Orgelconcert Nicolaïkerk
8 oktober 1921 (UD)
J.C. de Lange (orgel) m.m.v. Cor Kwant (fluit) en H. Altink (zang)
Werken van Bach, Mendelssohn, Saint-Saëns, Reger, Wolf en Boëllmann
Ik herinner mij niet wat de heer De Lange op zijn laatste orgelconcert heeft gespeeld, doch ik wilde dat ik ditmaal zijn concert niet vanuit de opera had behoeven bij te wonen. Een pas gehoorde slechte reproductie immers stelt ons nog kritischer in. En het wordt bezwaarlijk om iets goeds te vinden in een rammelende weergave van een orgelcompositie van Johann Sebastian Bach, met in uw oren vier of vijf radicaal foute tempi uit de Tannhäuser.
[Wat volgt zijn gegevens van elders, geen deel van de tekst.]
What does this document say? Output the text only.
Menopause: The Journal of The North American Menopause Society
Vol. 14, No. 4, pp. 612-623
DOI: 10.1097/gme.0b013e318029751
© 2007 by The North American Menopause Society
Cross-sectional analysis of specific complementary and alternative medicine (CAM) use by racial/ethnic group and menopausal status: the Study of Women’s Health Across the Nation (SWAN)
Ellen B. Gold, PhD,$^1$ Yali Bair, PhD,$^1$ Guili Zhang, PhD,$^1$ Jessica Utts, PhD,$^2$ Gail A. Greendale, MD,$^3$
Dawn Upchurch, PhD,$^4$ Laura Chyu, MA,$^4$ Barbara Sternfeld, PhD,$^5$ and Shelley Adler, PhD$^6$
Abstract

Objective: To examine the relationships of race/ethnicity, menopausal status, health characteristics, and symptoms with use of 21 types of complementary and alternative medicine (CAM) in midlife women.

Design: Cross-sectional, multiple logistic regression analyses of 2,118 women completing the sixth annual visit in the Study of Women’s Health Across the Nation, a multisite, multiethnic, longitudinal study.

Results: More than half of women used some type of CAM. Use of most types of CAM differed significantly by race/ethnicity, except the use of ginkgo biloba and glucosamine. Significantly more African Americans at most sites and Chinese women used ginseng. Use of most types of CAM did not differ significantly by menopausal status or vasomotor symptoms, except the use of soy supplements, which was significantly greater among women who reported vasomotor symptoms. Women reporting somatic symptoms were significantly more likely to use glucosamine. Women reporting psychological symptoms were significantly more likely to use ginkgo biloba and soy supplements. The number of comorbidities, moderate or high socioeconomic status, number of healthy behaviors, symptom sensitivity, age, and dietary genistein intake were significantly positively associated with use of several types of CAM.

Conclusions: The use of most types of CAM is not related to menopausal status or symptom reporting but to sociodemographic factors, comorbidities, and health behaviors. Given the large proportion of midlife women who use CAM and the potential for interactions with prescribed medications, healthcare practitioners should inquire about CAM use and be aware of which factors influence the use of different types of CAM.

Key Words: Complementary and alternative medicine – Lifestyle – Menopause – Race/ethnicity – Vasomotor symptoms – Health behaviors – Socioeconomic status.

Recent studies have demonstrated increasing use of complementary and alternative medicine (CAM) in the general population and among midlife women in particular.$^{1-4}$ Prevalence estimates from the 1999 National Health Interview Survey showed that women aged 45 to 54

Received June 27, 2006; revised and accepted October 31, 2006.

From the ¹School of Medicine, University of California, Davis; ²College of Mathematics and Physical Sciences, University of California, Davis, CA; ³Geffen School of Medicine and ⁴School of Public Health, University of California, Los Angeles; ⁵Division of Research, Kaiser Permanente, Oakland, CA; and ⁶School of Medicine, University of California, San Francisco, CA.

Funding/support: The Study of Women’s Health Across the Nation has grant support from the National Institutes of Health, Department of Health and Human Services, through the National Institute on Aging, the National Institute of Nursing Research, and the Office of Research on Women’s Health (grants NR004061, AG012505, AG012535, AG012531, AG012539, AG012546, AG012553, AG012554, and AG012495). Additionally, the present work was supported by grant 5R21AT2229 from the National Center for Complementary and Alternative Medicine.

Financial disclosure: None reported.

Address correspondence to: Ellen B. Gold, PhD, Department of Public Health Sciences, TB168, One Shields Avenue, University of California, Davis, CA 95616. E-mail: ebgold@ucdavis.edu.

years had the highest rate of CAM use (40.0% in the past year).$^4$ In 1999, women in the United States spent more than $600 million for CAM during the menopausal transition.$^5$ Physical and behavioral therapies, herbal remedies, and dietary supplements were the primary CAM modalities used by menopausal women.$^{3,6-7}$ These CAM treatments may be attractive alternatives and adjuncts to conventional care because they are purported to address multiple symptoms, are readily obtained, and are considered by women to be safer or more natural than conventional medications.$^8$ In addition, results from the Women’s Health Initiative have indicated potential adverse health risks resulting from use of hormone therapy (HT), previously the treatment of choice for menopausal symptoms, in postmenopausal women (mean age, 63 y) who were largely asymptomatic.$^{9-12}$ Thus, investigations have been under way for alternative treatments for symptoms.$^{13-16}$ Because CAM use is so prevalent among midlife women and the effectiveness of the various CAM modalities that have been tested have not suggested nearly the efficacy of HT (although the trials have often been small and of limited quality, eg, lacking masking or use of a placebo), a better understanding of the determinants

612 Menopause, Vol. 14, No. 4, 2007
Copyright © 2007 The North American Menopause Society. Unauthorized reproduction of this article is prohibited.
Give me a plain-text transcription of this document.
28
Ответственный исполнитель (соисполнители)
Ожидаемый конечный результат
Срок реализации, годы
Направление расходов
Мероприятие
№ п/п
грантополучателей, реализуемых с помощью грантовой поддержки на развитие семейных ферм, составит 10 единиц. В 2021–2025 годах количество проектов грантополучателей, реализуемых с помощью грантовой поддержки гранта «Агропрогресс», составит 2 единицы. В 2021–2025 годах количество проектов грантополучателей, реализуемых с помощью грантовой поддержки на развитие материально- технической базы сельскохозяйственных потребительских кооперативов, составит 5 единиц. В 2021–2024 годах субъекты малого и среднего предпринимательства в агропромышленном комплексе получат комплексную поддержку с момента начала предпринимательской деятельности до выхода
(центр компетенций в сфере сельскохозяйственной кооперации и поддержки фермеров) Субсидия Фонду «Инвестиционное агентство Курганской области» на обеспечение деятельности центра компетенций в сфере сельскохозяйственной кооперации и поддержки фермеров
Men gaat zich geïrriteerd afvragen of het dan zó moeilijk is om tot vier te tellen.
De begeleidingen van de liederen en van Kwants fluitsonates waren vooral niet minder onvast. Ja, Kwant scheen zelfs hier en daar gehandicapt door de onophoudelijk onjuiste inzettempi van zijn partner. Met het gevolg dat hij zijn eigen, juistere tempo ietwat gechargeerd inzette; het was menselijk, doch niet prettig voor de sonates. Van toon, van expressie deed Kwant vaak uitnemende dingen.
Des heren Altinks stem schijnt (nog?) niet overal ‘ausgeglichen’ - hij vergeve dit zangersjargon. Doch ik vermoed dat wij deze zanger vaker zullen horen. Men treft niet te veel vocalisten die zijn ritmische, agogische en metrische gemakkelijkheden delen.